March snapped sharply higher, with 718 private homes sold excluding ECs and market momentum finally returning in force.
I’ve covered enough launches to know when one precinct starts pulling the whole market forward. That happened in Lentor Hills. Lentor Mansion moved 409 of 533 units at a median roughly S$2,269 psf, while Lentoria sold 60 units from 267 launched at about S$2,129 psf. Between them, they made up the bulk of March’s activity. Developers also launched 877 units excluding ECs, the biggest monthly injection of new supply since late 2023. The broader Lentor Hills Estate programme spans about 10 additional residential plots, signalling that this precinct’s supply story is far from over.
The Outside Central Region did the heavy lifting, with about 605 units sold, or 84% of March’s new-home sales excluding ECs. That pushed OCR median pricing up about 9.2% month on month. By contrast, the Rest of Central Region lagged at 66 units, below its five-year March norm, while the Core Central Region saw 47 units, helped by luxury names such as Watten House and 19 Nassim at around S$3,200 to S$3,300 psf. Singaporeans also accounted for nearly 92% of March purchases, underscoring a local buyer tilt.

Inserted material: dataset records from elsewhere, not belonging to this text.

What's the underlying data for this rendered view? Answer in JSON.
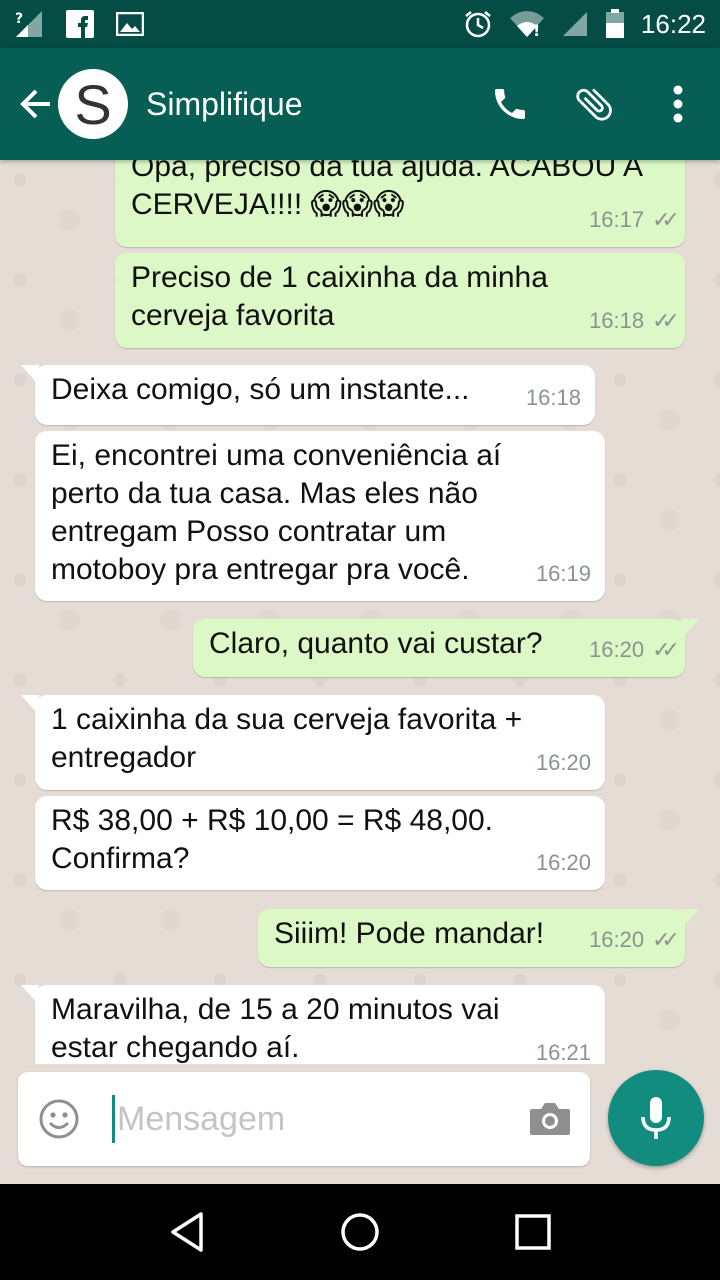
{
  "statusbar": {
    "time": "16:22"
  },
  "header": {
    "avatar_letter": "S",
    "contact_name": "Simplifique"
  },
  "messages": [
    {
      "dir": "out",
      "text": "Opa, preciso da tua ajuda. ACABOU A CERVEJA!!!! 😱😱😱",
      "time": "16:17",
      "ticks": "✓✓"
    },
    {
      "dir": "out",
      "text": "Preciso de 1 caixinha da minha cerveja favorita",
      "time": "16:18",
      "ticks": "✓✓"
    },
    {
      "dir": "in",
      "text": "Deixa comigo, só um instante...",
      "time": "16:18"
    },
    {
      "dir": "in",
      "text": "Ei, encontrei uma conveniência aí perto da tua casa. Mas eles não entregam Posso contratar um motoboy pra entregar pra você.",
      "time": "16:19"
    },
    {
      "dir": "out",
      "text": "Claro, quanto vai custar?",
      "time": "16:20",
      "ticks": "✓✓"
    },
    {
      "dir": "in",
      "text": "1 caixinha da sua cerveja favorita + entregador",
      "time": "16:20"
    },
    {
      "dir": "in",
      "text": "R$ 38,00 + R$ 10,00 = R$ 48,00. Confirma?",
      "time": "16:20"
    },
    {
      "dir": "out",
      "text": "Siiim! Pode mandar!",
      "time": "16:20",
      "ticks": "✓✓"
    },
    {
      "dir": "in",
      "text": "Maravilha, de 15 a 20 minutos vai estar chegando aí.",
      "time": "16:21"
    }
  ],
  "input": {
    "placeholder": "Mensagem"
  },
  "colors": {
    "header": "#075e54",
    "statusbar": "#054d44",
    "outgoing": "#dcf8c6",
    "incoming": "#ffffff",
    "accent": "#128c7e"
  }
}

Here’s the contrarian read: this wasn’t simply a story of buyers chasing cheap stock. Yes, the share of homes sold below S$2 million jumped to about 58.6%, and that tells me owner-occupiers were back in force. But Lentor Mansion’s take-up also shows buyers will still stretch for the right new product, transport links and neighbourhood story. Belonging matters. People want a place that feels anchored, not just affordable.